Alto, abbronzato, elegante, sguardo celeste grembiulino, il Piola Casares aveva quell’aria da salumeria cara che hanno i cinquantenni che si tengono in forma. Molte vetrine del centro l’avevano convinto che quest’anno erano così le camicie.
Sotto il naso da medaglione gli stazionavano le tipiche goccioline.
- Veramente è stato l’eresiarca scandinavo Runeberg a scriverlo. Poi, se permette, Dio disponeva delle considerevoli risorse che può offrire l’onnipotenza, mentre lei la vedo al centro di un abituro screditato e malsano, dietro una scrivania raddrizzata da un cavalletto e con alle spalle il calendario dei parmigiano La Martona, entrambi scaduti, mi pare di leggere.
Casares eseguì il suo classico sorrisetto solfidrico.
- Lei ha sempre una rispostina pronta, eh Borges? Comunque l’ho fatta venire qui per farle di persona le mie più sentite congratulazioni per il suo trionfo editoriale.
Mi dica: a quando la tiratura di altre cento copie del suo opuscolo? In pescheria non sanno più con che cosa incartarmi i cefali.
- Congegnare da solo la metafora ittica deve essere stato un lavoraccio per lei, Casares. Quanto al mio opuscolo, lei mi conosce, a me piace soltanto ciò che accade per iscritto.
- Allora non avrà nulla in contrario a leggermi ad alta voce come Sant’Ambrogio ciò che ha scritto qui - sibilò porgendomi un foglio umido d’aspetto tubolare.
- Passato turbolento, presente inquieto, futuro chissà. Cercami, mi troverai. Amo lo sport, Biagi e il Dio Canaro. Tu dolce seguidora, pettoruta, decisamente femmina. Se desideri ore liete alla milonga e anche dopo, scrivimi fermo posta Boedo…
- Altolà. A parte il fatto che non ha risposto nessuno, legga quello che viene dopo, il momento tanguero.

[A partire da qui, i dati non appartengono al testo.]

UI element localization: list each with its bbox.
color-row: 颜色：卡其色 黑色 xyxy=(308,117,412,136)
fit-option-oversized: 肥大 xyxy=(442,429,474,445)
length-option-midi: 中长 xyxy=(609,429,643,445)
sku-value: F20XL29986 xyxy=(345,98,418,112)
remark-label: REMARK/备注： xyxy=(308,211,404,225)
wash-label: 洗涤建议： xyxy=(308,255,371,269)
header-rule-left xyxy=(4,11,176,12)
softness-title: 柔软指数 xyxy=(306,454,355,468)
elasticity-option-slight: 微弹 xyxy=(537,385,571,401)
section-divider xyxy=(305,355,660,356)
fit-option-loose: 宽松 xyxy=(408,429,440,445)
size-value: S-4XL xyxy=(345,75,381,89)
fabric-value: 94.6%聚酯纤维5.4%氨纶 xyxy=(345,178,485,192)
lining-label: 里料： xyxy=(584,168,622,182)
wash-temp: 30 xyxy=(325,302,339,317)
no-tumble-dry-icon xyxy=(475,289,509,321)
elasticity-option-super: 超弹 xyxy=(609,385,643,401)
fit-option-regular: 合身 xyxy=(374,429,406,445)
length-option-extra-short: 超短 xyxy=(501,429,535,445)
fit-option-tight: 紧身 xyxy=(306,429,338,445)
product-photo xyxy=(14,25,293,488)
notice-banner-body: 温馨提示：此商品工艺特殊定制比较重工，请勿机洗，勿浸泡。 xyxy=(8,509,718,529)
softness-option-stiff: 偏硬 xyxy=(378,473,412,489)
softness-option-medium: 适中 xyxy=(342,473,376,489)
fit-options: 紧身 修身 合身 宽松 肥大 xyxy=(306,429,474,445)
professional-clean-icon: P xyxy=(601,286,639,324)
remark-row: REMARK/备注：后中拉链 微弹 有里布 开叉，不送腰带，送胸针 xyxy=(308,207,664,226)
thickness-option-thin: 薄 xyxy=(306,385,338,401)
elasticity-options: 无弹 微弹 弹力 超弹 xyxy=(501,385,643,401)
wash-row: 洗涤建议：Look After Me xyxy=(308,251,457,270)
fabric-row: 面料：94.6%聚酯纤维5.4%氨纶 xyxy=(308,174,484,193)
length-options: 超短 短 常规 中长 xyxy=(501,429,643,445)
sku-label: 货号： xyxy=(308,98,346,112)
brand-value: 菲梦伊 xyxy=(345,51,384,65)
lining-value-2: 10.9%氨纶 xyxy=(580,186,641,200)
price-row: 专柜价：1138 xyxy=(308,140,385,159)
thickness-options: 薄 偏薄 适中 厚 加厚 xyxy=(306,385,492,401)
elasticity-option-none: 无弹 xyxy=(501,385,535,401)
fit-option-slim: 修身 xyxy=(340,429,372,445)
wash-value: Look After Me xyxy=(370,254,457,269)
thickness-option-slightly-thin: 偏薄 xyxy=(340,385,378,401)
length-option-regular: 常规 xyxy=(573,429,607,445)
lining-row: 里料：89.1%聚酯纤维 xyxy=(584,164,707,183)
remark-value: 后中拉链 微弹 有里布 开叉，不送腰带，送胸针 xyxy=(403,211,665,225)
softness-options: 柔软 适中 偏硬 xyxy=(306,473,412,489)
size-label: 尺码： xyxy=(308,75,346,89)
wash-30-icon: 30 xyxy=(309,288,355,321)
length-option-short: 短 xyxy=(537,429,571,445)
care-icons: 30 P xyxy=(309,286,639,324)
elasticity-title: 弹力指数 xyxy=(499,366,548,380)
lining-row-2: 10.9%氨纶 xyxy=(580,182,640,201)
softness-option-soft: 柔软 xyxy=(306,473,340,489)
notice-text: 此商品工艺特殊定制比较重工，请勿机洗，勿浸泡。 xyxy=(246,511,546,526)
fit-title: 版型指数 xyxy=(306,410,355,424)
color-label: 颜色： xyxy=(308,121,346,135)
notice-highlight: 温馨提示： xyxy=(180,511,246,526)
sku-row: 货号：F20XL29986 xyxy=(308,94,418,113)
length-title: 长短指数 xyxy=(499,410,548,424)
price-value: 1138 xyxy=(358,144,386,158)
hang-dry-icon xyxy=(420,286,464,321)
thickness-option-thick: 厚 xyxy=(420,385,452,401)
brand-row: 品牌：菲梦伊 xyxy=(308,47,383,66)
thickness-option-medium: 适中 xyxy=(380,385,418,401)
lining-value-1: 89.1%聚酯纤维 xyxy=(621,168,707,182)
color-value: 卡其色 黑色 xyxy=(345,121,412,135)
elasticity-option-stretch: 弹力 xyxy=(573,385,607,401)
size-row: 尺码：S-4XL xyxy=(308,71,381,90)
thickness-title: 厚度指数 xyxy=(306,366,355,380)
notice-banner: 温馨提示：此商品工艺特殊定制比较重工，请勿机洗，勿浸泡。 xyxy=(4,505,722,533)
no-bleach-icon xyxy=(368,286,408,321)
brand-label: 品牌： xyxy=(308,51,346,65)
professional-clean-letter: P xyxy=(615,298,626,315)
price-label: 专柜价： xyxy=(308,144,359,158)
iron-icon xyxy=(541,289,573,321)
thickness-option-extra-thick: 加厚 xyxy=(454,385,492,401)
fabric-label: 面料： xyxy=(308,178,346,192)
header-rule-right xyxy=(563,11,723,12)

- L’altra sera al Telonero di Avellaneda, tempio del tango bagattellare, il Piola Casares y Silvina hanno presentato una coreografia ispirata, o forse provocata, dall’infernale Verano Porteño. Un birignao di passi incresciosi, calci equini e abbellimenti peggiorativi ne ha costituito il lessico; le ampie carezze del lucidatore di mobili, le ginocchia piegate del trasportatore di bauli, i gomiti aperti del suonatore di grancassa dorsale, le dita spalancate del segnalatore numerico, sono invece le costanti stilistiche di questa coppia patrocinata da San Vito…
- Basta così. Il suo tango da seduto è perfetto Borges. Gli arcobaleni le vengono tutti lunghi. Ma il pingo si vede in pista e il vero milonguero anche. Stasera ci farà l’onore di ballare per noi al concorso. E saremo noi a giudicare lei per quello che sa fare. Vedremo come saprà cavarsela senza le parole, le parolette, senza i suoi fragranti paroloni.
- Non chiedo di meglio, Don Iscariota. Le congratulazioni stavolta gliele faccio io.
Complimenti, lei è fritto. E si è fritto da solo, con le sue stesse mani da lucidatore di mobili.
Quando tornai nel salone, la tristezza mi pesava come un passeggero.